Um einen solchen Film zu machen, braucht es schon ein Stück Besessenheit, meint Monika Borgmann zu Anfang. Sie berichtet über die Motivation des abwesenden, libanesischen Co-Regisseurs Lokman Slim, der, nur wenige Kilometer vom Ort der Massaker entfernt, im Haus seiner Eltern weilte, und erst durch fliehende Menschen, die bei ihnen Unterschlupf suchten, auf die schrecklichen Ereignisse aufmerksam wurde. Erschrocken über die Tatsache, dass sich solche Taten unbemerkt in der eigenen Nachbarschaft ereignen können, wollte er der Frage des Tötens und der Gewalt nachgehen. Monika Borgmann recherchierte als noch sehr junge Journalistin verschiedene Angriffe in anderen Lagern. Einige Zeit nach den Massakern kam sie in die total zerstörten Lager Sabra und Shatila, lernte dort Menschen kennen, mit denen sie Kontakt hielt. Zur Thematik der Gewalt und des Gewalttätigwerdens realisierte sie später u.a. ein Radiofeature über einen Heckenschützen. Hermann Theissen, der als Redakteur und Regisseur am Heckenschützen-Feature beteiligt war, beschloss mit ihr zusammen, in einem Filmprojekt das Thema der kollektiven Gewalt zu ergründen. Es sollten die Täter, nicht nur die Opfer und Überlebenden zu Wort kommen. Dies ist für Theissen eine Herangehensweise, die erst mit Christopher Browning einsetzte, und die er viel zu selten praktiziert findet.

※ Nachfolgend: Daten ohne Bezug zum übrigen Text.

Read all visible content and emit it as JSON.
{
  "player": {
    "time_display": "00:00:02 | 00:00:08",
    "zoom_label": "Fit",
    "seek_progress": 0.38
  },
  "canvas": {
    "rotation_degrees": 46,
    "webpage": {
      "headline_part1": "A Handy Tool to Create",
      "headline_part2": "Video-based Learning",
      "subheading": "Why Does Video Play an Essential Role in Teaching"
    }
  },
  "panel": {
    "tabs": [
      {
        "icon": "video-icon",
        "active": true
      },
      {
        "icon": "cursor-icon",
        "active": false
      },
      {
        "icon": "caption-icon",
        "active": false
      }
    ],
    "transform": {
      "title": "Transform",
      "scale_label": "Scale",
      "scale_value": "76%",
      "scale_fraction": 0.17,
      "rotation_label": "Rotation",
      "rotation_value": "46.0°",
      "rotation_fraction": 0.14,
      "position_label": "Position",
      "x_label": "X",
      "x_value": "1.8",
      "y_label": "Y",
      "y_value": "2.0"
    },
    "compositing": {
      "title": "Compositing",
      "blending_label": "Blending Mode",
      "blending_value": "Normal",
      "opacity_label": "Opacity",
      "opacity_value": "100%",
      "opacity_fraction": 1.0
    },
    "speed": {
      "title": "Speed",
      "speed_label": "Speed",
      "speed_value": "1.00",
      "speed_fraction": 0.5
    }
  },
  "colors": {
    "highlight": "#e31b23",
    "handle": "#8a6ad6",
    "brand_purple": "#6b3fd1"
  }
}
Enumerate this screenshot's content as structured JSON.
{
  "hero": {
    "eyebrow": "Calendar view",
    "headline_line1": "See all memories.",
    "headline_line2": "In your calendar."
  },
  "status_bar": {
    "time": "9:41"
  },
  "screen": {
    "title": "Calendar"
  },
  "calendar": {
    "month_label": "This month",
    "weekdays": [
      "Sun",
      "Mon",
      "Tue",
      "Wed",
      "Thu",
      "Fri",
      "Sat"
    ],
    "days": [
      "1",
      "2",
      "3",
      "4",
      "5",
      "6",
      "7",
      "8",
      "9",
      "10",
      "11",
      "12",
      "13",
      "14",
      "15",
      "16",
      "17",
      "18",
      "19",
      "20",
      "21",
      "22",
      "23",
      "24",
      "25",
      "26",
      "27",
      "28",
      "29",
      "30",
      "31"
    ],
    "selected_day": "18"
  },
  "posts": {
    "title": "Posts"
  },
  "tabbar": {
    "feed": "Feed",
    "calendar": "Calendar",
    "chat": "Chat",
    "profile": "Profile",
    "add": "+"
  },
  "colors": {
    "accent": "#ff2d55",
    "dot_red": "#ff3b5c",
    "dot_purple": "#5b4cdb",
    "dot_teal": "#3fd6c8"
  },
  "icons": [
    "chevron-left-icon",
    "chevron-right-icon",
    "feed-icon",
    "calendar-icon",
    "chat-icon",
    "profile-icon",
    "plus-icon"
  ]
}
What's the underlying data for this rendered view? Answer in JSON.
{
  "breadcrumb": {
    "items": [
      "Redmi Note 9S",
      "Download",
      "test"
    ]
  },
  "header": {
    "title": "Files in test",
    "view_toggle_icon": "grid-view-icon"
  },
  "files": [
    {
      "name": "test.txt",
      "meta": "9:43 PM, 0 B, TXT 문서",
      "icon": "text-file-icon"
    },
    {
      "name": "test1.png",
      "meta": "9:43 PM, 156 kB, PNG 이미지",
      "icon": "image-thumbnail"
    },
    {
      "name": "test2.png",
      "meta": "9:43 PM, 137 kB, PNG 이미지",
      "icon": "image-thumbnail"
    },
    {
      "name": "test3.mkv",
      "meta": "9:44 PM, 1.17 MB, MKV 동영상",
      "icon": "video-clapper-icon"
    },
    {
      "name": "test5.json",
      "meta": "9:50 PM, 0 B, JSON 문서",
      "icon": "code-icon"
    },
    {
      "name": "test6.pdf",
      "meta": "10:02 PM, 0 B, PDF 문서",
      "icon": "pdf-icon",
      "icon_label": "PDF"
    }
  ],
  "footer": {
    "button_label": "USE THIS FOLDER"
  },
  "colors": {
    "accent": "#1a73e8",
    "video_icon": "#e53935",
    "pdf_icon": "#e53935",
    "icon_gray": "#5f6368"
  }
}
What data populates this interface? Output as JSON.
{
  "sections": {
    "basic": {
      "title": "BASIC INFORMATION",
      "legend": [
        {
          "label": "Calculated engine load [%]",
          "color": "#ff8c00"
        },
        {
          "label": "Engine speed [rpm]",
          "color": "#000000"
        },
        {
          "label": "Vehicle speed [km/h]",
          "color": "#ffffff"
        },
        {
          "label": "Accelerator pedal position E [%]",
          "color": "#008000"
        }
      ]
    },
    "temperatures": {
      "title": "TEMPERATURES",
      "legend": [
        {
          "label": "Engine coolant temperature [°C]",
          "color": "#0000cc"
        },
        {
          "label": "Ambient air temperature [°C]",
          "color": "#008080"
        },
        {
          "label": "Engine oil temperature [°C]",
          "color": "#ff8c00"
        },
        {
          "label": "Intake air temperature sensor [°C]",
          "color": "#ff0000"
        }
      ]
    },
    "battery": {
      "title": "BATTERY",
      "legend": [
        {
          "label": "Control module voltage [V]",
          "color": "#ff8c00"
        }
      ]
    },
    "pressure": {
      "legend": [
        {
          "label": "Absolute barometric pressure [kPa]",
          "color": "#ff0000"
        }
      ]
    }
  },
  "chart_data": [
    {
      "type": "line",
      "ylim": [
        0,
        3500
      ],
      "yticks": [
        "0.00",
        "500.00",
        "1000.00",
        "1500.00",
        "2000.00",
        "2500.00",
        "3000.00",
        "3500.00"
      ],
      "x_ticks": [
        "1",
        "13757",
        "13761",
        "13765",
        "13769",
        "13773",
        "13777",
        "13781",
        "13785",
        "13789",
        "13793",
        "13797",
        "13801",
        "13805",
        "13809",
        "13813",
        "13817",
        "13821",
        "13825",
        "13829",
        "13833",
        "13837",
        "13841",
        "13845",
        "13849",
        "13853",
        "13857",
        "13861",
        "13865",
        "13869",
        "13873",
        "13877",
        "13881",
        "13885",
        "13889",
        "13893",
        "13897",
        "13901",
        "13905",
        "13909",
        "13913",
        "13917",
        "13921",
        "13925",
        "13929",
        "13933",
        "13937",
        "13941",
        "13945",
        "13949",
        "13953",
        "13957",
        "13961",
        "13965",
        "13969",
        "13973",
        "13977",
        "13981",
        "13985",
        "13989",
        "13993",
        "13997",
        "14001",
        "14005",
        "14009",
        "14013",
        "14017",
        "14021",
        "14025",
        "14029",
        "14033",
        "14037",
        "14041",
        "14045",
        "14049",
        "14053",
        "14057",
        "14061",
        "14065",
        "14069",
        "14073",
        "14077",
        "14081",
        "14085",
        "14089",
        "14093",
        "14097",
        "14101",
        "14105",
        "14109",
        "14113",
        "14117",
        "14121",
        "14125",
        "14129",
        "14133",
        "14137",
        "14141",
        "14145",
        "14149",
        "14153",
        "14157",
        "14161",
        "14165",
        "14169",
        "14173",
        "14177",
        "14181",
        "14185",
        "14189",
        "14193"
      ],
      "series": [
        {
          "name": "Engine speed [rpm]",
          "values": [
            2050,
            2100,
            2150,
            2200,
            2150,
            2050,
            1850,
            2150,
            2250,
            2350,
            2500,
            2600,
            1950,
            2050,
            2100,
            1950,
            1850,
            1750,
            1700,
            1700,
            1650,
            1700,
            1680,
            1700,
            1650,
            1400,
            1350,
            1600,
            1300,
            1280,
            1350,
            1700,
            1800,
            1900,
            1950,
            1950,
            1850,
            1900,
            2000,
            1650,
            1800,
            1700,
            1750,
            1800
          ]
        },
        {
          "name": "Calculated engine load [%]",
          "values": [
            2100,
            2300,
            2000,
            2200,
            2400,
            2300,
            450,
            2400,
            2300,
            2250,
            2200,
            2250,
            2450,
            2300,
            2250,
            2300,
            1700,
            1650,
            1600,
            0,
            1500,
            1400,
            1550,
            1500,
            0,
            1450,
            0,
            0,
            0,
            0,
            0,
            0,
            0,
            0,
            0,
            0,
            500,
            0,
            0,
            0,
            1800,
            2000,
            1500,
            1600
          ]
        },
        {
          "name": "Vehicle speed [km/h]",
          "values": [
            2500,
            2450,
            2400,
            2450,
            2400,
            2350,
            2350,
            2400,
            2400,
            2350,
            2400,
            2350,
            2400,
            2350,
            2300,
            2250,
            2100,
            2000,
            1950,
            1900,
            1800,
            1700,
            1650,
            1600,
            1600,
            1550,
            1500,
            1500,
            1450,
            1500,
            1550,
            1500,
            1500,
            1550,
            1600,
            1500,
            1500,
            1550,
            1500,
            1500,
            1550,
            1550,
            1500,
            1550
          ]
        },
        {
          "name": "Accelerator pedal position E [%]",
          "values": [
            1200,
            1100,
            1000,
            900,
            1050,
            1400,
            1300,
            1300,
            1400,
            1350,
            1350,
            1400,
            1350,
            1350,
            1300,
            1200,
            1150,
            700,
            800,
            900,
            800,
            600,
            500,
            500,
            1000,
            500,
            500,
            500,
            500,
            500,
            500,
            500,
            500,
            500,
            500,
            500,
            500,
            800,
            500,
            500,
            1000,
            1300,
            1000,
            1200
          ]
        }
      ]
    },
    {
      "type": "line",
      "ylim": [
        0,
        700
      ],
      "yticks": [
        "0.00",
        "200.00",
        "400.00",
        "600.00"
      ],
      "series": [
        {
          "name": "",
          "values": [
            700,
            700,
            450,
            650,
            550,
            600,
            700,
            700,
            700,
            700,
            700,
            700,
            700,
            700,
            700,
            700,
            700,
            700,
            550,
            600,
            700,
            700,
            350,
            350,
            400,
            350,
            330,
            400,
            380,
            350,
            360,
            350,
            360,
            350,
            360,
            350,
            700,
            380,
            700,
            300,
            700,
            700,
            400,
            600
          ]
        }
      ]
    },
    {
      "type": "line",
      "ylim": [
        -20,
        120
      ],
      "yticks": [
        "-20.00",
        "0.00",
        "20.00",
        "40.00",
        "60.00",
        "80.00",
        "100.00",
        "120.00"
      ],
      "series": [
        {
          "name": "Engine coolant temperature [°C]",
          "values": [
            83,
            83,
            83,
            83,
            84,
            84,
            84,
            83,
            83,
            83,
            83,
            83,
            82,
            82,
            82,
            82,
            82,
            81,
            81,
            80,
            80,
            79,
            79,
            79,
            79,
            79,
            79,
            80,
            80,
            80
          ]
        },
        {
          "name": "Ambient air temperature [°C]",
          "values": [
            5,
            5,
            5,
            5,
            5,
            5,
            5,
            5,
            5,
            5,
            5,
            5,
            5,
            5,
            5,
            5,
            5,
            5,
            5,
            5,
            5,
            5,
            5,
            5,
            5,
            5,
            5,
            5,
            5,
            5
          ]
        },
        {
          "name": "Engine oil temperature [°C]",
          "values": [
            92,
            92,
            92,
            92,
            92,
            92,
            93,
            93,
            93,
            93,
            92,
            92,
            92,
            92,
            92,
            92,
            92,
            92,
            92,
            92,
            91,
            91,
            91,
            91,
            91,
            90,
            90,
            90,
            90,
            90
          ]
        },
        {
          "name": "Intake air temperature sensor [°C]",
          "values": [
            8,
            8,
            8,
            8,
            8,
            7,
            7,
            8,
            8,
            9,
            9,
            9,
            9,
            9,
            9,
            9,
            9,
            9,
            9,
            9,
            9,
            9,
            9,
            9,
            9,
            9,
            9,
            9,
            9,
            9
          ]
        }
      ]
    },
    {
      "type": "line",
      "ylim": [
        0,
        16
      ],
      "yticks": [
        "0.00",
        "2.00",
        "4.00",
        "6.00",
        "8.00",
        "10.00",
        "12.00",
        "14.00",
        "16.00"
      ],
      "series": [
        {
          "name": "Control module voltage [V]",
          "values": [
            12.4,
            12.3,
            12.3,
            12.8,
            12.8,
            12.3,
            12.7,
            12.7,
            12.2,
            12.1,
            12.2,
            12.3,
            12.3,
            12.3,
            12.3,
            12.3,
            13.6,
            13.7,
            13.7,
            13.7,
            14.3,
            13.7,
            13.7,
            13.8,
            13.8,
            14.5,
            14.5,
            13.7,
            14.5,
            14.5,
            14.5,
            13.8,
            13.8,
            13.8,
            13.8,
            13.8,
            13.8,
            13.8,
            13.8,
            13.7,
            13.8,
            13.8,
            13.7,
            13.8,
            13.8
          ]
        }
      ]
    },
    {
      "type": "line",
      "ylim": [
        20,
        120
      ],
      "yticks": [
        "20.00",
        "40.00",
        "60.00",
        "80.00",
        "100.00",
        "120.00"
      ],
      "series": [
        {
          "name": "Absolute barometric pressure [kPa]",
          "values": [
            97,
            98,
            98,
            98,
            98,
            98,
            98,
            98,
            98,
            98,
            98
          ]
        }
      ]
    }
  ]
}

2001 konnte Monika Borgmann den Kontakt zu einem der libanesischen Täter herstellen und die konzeptionelle Arbeit, ihre Filmidee umzusetzen, intensivierte sich. Klaustrophobie und Minimalismus entwickelte sich zum filmischen Ansatz, der später noch radikalisiert wurde. Sie wollten die körperliche Präsenz darstellen, unter der Restriktion, dass die Gesichter nicht gezeigt werden konnten. Der Körpersprache der Dokumentierten sollte viel Raum gegeben werden. Gerade im Minimalisieren, so die Hoffnung von Borgmann, Slim und Theissen, sollte eine universelle Dimension ins Bild rücken. Die Anonymisierung war für sie kein Handikap.
Das Filmen in geschlossenen Räumen, die klaustrophobischen Situationen, waren „sehr gewollt“. Beirut- Aufnahmen und Bilder von Sabra und Shatila wollten sie im Film nicht vorkommen lassen. Dabei war es nicht einfach gewesen, Räumlichkeiten zu finden. Außer bei einem der Männer, der abseits der Stadt mit seinen Katzen lebte, konnte bei den Männern, die mit ihren Familien zusammenleben, nicht gedreht werden. So fanden die meisten Drehs in ihrem Beiruter Büro und ihrer ehemaligen Wohnung statt (Borgmann und Slim leben in Beirut). Der aus dem Publikum problematisierte Einbezug der Katzen, durch die eine menschliche Seite dieses Mannes hervorgehoben wird, war gewollt – ohne dass auf den Sinn dieses Effekts näher eingegangen wird.
Für Werner Ruzicka nehmen in Massaker drei Formen von Bildern eine wesentliche Rolle ein: die gezeichneten Kartografien und Settings, die Fotos sowie Sprachbilder und Fantasien. Durch die Pläne konnten die Filmemacher eine Konkretisierung der Orte Sabra und Shatila erreichen. Theissen führt aus, dass sie dadurch im Film eine Segmentierung bis hin zum Allgemeinen erreichen wollten.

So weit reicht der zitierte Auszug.